His talented band is comprised of both UKZN lecturers and students: Lihle Ngongoma (vocals), Sazi Dlamini (guitar and percussion), Sibusiso Mashiloane (piano), Leon Scharnick (tenor sax), Thabo Sikhakhane (trumpet), Thembinkosi Khumalo (trombone), Dalisu Ndlazi (bass), Bucco Xaba (drums), and Nokwanda Nala (alto sax).
Washington is a highly accomplished jazz artist whose instruments are the tenor saxophone, flute and oboe. The music of Charles Mingus had a profound effect on his composing, in much the same way as Rahsaan, Trane, Pharaoh and Dolphy had on his playing. He continues the tradition of modernists such as Lester Young, Dexter Gordon and Sonny Rollins.

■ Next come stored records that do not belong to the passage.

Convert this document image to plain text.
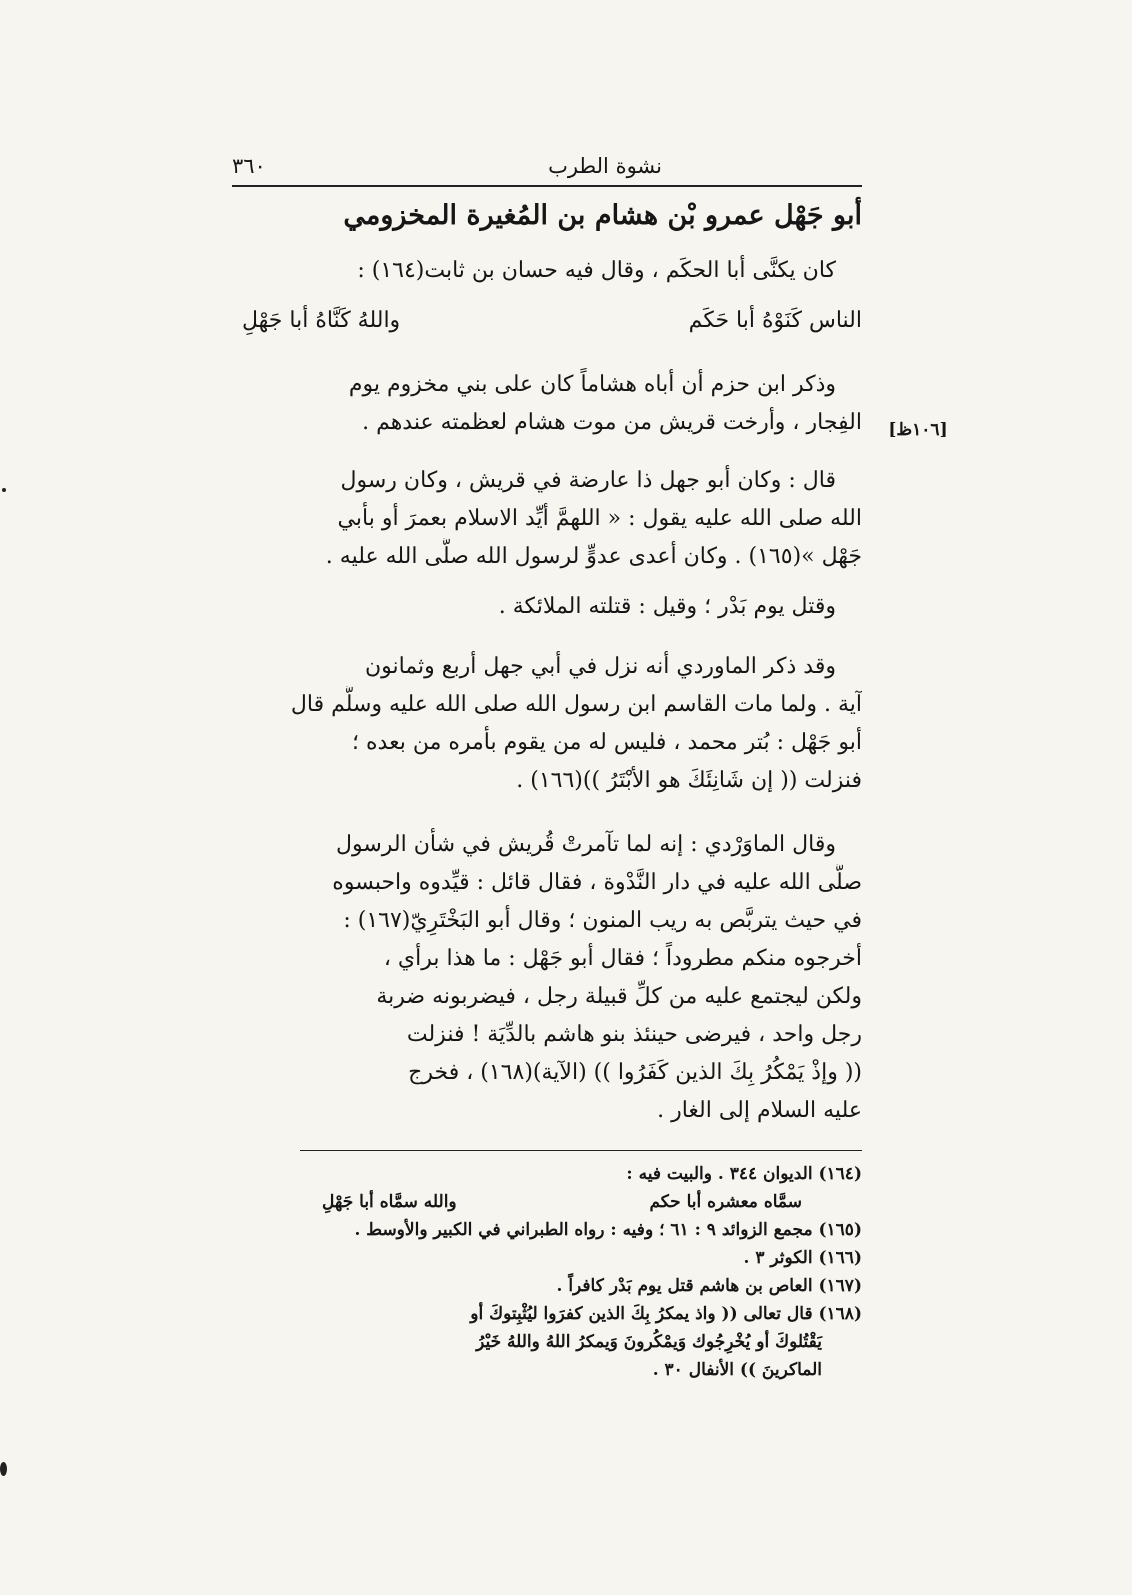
نشوة الطرب
٣٦٠
أبو جَهْل عمرو بْن هشام بن المُغيرة المخزومي
كان يكنَّى أبا الحكَم ، وقال فيه حسان بن ثابت(١٦٤) :
الناس كَنَوْهُ أبا حَكَم
واللهُ كَنَّاهُ أبا جَهْلِ
وذكر ابن حزم أن أباه هشاماً كان على بني مخزوم يوم
الفِجار ، وأرخت قريش من موت هشام لعظمته عندهم . [١٠٦ظ]
قال : وكان أبو جهل ذا عارضة في قريش ، وكان رسول
الله صلى الله عليه يقول : « اللهمَّ أيِّد الاسلام بعمرَ أو بأبي
جَهْل »(١٦٥) . وكان أعدى عدوٍّ لرسول الله صلَّى الله عليه .
وقتل يوم بَدْر ؛ وقيل : قتلته الملائكة .
وقد ذكر الماوردي أنه نزل في أبي جهل أربع وثمانون
آية . ولما مات القاسم ابن رسول الله صلى الله عليه وسلَّم قال
أبو جَهْل : بُتر محمد ، فليس له من يقوم بأمره من بعده ؛
فنزلت (( إن شَانِئَكَ هو الأبْتَرُ ))(١٦٦) .
وقال الماوَرْدي : إنه لما تآمرتْ قُريش في شأن الرسول
صلَّى الله عليه في دار النَّدْوة ، فقال قائل : قيِّدوه واحبسوه
في حيث يتربَّص به ريب المنون ؛ وقال أبو البَخْتَرِيّ(١٦٧) :
أخرجوه منكم مطروداً ؛ فقال أبو جَهْل : ما هذا برأي ،
ولكن ليجتمع عليه من كلِّ قبيلة رجل ، فيضربونه ضربة
رجل واحد ، فيرضى حينئذ بنو هاشم بالدِّيَة ! فنزلت
(( وإذْ يَمْكُرُ بِكَ الذين كَفَرُوا )) (الآية)(١٦٨) ، فخرج
عليه السلام إلى الغار .
(١٦٤) الديوان ٣٤٤ . والبيت فيه :
سمَّاه معشره أبا حكم
والله سمَّاه أبا جَهْلِ
(١٦٥) مجمع الزوائد ٩ : ٦١ ؛ وفيه : رواه الطبراني في الكبير والأوسط .
(١٦٦) الكوثر ٣ .
(١٦٧) العاص بن هاشم قتل يوم بَدْر كافراً .
(١٦٨) قال تعالى (( واذ يمكرُ بِكَ الذين كفرَوا ليُثْبِتوكَ أو
يَقْتُلوكَ أو يُخْرِجُوك وَيمْكُرونَ وَيمكرُ اللهُ واللهُ خَيْرُ
الماكرينَ )) الأنفال ٣٠ .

His body of work – spanning three decades from Mozambique to Mexico - has been lauded as one of the most compelling modern contributions to jazz. One of America's most provocative public intellectuals, Dr Cornel West, celebrates Salim’s work as a ‘new synoptic vision of what jazz can be and do. The fundamental spirit behind this music lives on in new ways and novel sounds.’
Washington has travelled extensively, playing at music festivals throughout the United States and Canada, Latin America, and Europe. He has also led music workshops for the Northern Ireland Arts Council in Belfast, the Bill Evans conservatory in Paris, Harvard University, the Vermont Jazz Center, Plymouth State College, and other organisations.

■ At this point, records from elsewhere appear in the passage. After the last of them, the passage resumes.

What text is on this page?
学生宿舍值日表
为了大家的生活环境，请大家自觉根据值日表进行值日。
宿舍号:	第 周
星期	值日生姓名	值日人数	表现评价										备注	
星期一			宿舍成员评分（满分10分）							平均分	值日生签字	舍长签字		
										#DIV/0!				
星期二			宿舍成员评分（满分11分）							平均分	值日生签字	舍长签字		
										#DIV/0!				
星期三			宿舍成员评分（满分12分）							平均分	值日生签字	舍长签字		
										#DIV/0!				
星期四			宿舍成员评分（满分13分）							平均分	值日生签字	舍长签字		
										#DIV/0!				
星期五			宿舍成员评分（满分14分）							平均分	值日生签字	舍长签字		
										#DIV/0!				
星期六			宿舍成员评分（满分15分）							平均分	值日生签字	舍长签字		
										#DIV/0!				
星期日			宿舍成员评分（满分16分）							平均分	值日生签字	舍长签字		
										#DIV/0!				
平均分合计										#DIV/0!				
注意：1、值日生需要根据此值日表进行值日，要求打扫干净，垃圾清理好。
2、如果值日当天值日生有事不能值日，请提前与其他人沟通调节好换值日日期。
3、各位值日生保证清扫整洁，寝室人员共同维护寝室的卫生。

He first visited Durban during the summer of 2009 through the prestigious Fulbright Fellowship. He returned in 2011 at UKZN’s Jazz Centre and spent six weeks in South Africa during which time he hosted workshops around Soweto (funded by the United States Embassy in Pretoria).
In 2013, he became a full-time Professor in the Music Cluster in the College of Humanities. ‘This feels like home. This is home. I am home,’ said Washington.